Quel che però Lacan non dice, è che questo percorso non avviene in uno spazio vuoto, ma in uno spazio segnato dai rapporti di forza che vengono a influire sullo sviluppo infantile. Quando cioè il bambino comincia a rappresentarsi l’avvenuta separazione dal mondo femminile materno e il conseguente ingresso in quello maschile paterno, egli si trova costretto a farlo all’interno di un contesto culturale che ha già distribuito il maschile e il femminile in una gerarchia di valori che tende a privilegiare il primo e a svilire il secondo.
In questo retaggio patriarcale, la fusione arcaica con la madre viene associata dal figlio maschio esclusivamente a un sentimento di debolezza e negatività. Di conseguenza, il distacco dall’orizzonte materno viene ad assumere i tratti violenti di un matricidio: per separarci dalla madre dobbiamo “ucciderla”, e questa uccisione si riflette nell’oblio della figura materna all’interno dell’assetto sociale e culturale maschile (di cui dicevamo all’inizio). Tuttavia, in questo modo l’originario legame con la madre non è realmente superato, ma semplicemente dimenticato.
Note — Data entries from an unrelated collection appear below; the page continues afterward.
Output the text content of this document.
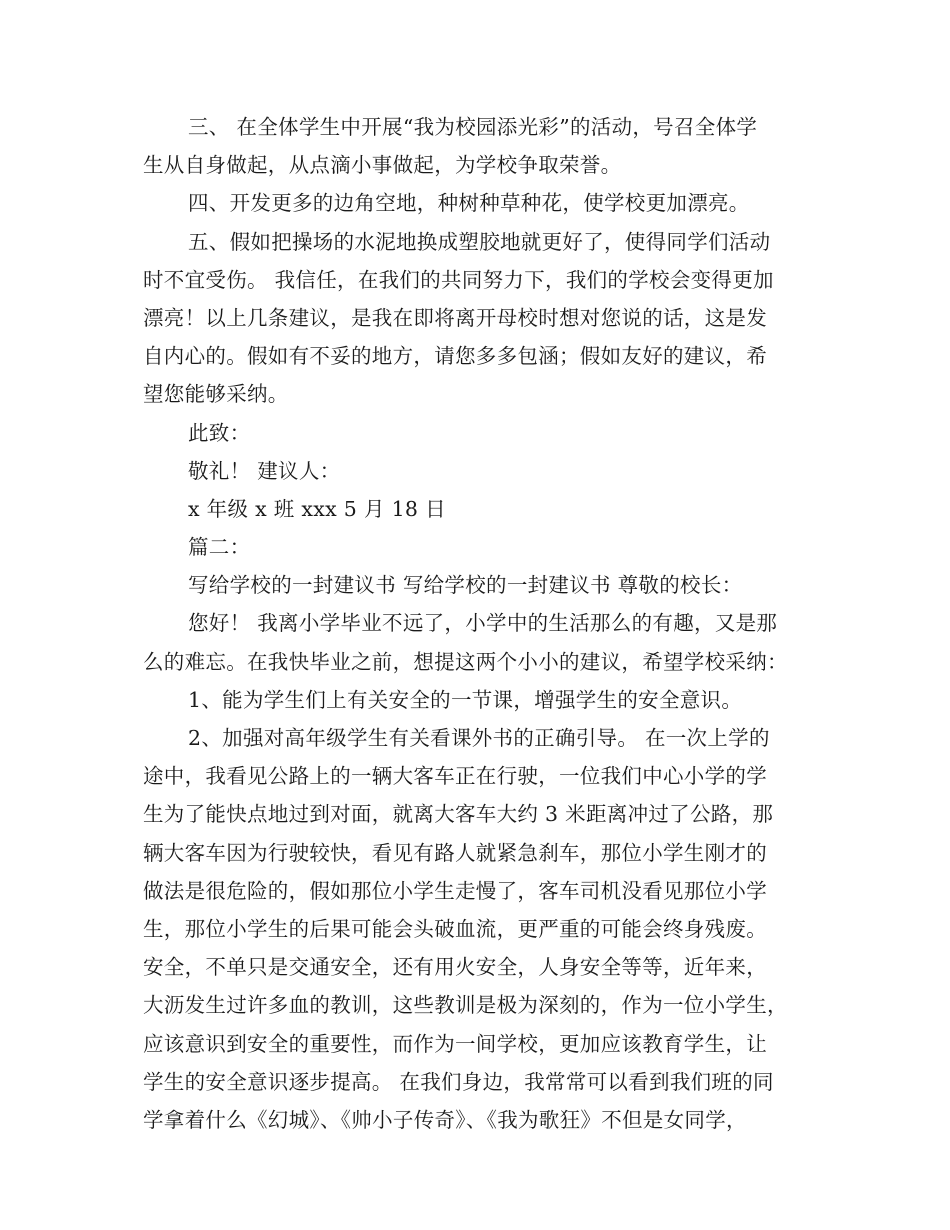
三、 在全体学生中开展“我为校园添光彩”的活动，号召全体学
生从自身做起，从点滴小事做起，为学校争取荣誉。
四、开发更多的边角空地，种树种草种花，使学校更加漂亮。
五、假如把操场的水泥地换成塑胶地就更好了，使得同学们活动
时不宜受伤。 我信任，在我们的共同努力下，我们的学校会变得更加
漂亮！以上几条建议，是我在即将离开母校时想对您说的话，这是发
自内心的。假如有不妥的地方，请您多多包涵；假如友好的建议，希
望您能够采纳。
此致：
敬礼！ 建议人：
x 年级 x 班 xxx 5 月 18 日
篇二：
写给学校的一封建议书 写给学校的一封建议书 尊敬的校长：
您好！ 我离小学毕业不远了，小学中的生活那么的有趣，又是那
么的难忘。在我快毕业之前，想提这两个小小的建议，希望学校采纳：
1、能为学生们上有关安全的一节课，增强学生的安全意识。
2、加强对高年级学生有关看课外书的正确引导。 在一次上学的
途中，我看见公路上的一辆大客车正在行驶，一位我们中心小学的学
生为了能快点地过到对面，就离大客车大约 3 米距离冲过了公路，那
辆大客车因为行驶较快，看见有路人就紧急刹车，那位小学生刚才的
做法是很危险的，假如那位小学生走慢了，客车司机没看见那位小学
生，那位小学生的后果可能会头破血流，更严重的可能会终身残废。
安全，不单只是交通安全，还有用火安全，人身安全等等，近年来，
大沥发生过许多血的教训，这些教训是极为深刻的，作为一位小学生，
应该意识到安全的重要性，而作为一间学校，更加应该教育学生，让
学生的安全意识逐步提高。 在我们身边，我常常可以看到我们班的同
学拿着什么《幻城》、《帅小子传奇》、《我为歌狂》不但是女同学，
Anche se non ne siamo consapevoli, noi uomini restiamo tentati dall’impulso nostalgico di riunirci alla madre, e insieme ci vergogniamo di questi desideri, dal momento che essi ci vengono presentati unicamente come un segno di debolezza, e cerchiamo perciò di combatterli opponendogli tendenze violente e ostili (tendenze che trovano forse una loro tragica manifestazione nella violenza quotidiana sulle donne). Questo conflitto irrisolto rischia allora di incancrenirsi in modalità patologiche, che vengono a costruire la struttura stessa dell’identità maschile.
Ma non c’è nessuna necessità che la differenziazione dal femminile-materno (pure necessaria) avvenga nella modalità del matricidio. Finché tuttavia non riconosciamo quel primo legame, quel debito originario che ci lega a nostra madre, non è possibile tagliare il cordone ombelicale senza ricorrere alla violenza. Ma allora, lungi dall’essere occasione festosa di differenza, la separazione dalla madre continuerà a perseguitarci con le sue Erinni. Il punto però è che la tradizione patriarcale non ci fornisce gli strumenti teorici e pratici adatti a vivere in modo pacifico quella separazione: per farlo ci mancano le risorse, perché quelle che abbiamo sono distorte da nostalgia, misoginia, paura.
Quelle risorse vanno cercate altrove. Risulta ancora una volta evidente la necessità per noi uomini di fare un passo indietro e aprirci al dialogo col femminismo: perché, da quando le donne hanno cominciato a pensarsi a partire da loro stesse, da quando hanno liberato l’universo materno dal segno negativo assegnatogli dalla tradizione maschile, nuove parole sono disponibili. Per un pensiero della differenza maschile, mettere a frutto quelle parole può allora significare l’elaborazione di un discorso finalmente sereno sulla nostra origine materna, capace forse di lasciarsi alle spalle la follia di Oreste.
(1) Luce Irigaray, Avvicinarsi all’altro come altro, in In tutto il mondo siamo sempre in due. Chiavi per una convivenza universale, Baldini Castoldi Dalai, Milano 2006, pag. 67.
(2) J. Rutherford, Missing mothers, in Men & Mothers, “Achilles Heel”, n. 12, autunno 1991.
(3) Ora nella raccolta postuma di Autres écrits, Seuil, Parigi 2001.